The value of sequencing the seven hypervariable regions of the hexon gene and the fiber gene for the correct identification and designation of recombinant adenovirus strains is exemplified by our data. Despite the fact that strain Arg827/04 displayed an HAdV-16p-like BamHI profile, the hexon sequence unequivocally defined its serotype identity as HAdV-3. According to the genome type denomination system proposed by Li and Wadell, and consistent with the handling of previously characterized subspecies B1 recombinants such as HAdV-7h (7), this genome should be designated a novel HAdV-3 genomic variant.

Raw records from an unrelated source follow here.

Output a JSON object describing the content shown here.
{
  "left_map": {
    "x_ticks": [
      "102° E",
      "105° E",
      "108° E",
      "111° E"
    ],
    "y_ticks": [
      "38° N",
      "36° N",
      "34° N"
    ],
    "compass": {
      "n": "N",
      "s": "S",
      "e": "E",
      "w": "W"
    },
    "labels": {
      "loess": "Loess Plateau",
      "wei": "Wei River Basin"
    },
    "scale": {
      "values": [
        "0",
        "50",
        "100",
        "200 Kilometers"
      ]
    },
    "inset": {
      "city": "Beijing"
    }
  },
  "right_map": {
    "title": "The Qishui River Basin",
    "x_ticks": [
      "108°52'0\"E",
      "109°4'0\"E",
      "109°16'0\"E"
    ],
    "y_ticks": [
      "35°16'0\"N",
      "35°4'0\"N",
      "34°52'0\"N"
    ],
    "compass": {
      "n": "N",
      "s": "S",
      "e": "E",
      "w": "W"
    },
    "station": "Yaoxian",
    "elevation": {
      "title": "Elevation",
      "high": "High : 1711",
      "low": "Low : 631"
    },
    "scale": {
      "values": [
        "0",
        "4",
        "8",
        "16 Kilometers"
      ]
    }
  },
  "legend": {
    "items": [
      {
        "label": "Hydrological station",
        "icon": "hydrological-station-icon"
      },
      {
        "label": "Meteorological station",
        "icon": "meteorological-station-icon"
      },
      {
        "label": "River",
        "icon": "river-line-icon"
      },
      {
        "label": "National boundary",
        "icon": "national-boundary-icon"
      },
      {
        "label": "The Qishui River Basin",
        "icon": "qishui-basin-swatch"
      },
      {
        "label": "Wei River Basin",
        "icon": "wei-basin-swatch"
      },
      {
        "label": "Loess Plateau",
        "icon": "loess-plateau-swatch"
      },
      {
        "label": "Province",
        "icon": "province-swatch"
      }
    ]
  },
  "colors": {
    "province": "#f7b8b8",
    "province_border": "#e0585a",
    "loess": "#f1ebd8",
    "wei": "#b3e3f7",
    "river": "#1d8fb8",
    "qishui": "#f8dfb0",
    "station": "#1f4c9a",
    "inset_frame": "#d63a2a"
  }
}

We strongly recommend the generation and use of hexon and fiber identity information for the designation of all adenovirus strains for epidemiology studies. We also recommend the use of the candidate nomenclature H to denote hexon identity and F instead of H to denote fiber identity, since not all HAdV fibers exhibit hemagglutinating activity (7).
Appropriate informed consent was obtained from the guardians of the patient described in this report. The study was approved by the Institutional Ethics and Review Committees of the Hospital de Pediatría Juan P. Garrahan and CEMIC University Hospital, Buenos Aires, Argentina. Because the clinical specimen and demographics data were deidentified prior to study, the protocol was exempt from internal board review at the Lovelace Respiratory Research Institute.
We gratefully acknowledge Cristina Videla for her support for this study and Carmen Ricarte and Beatriz Ebekian for their technical assistance.
Published ahead of print on 3 February 2010.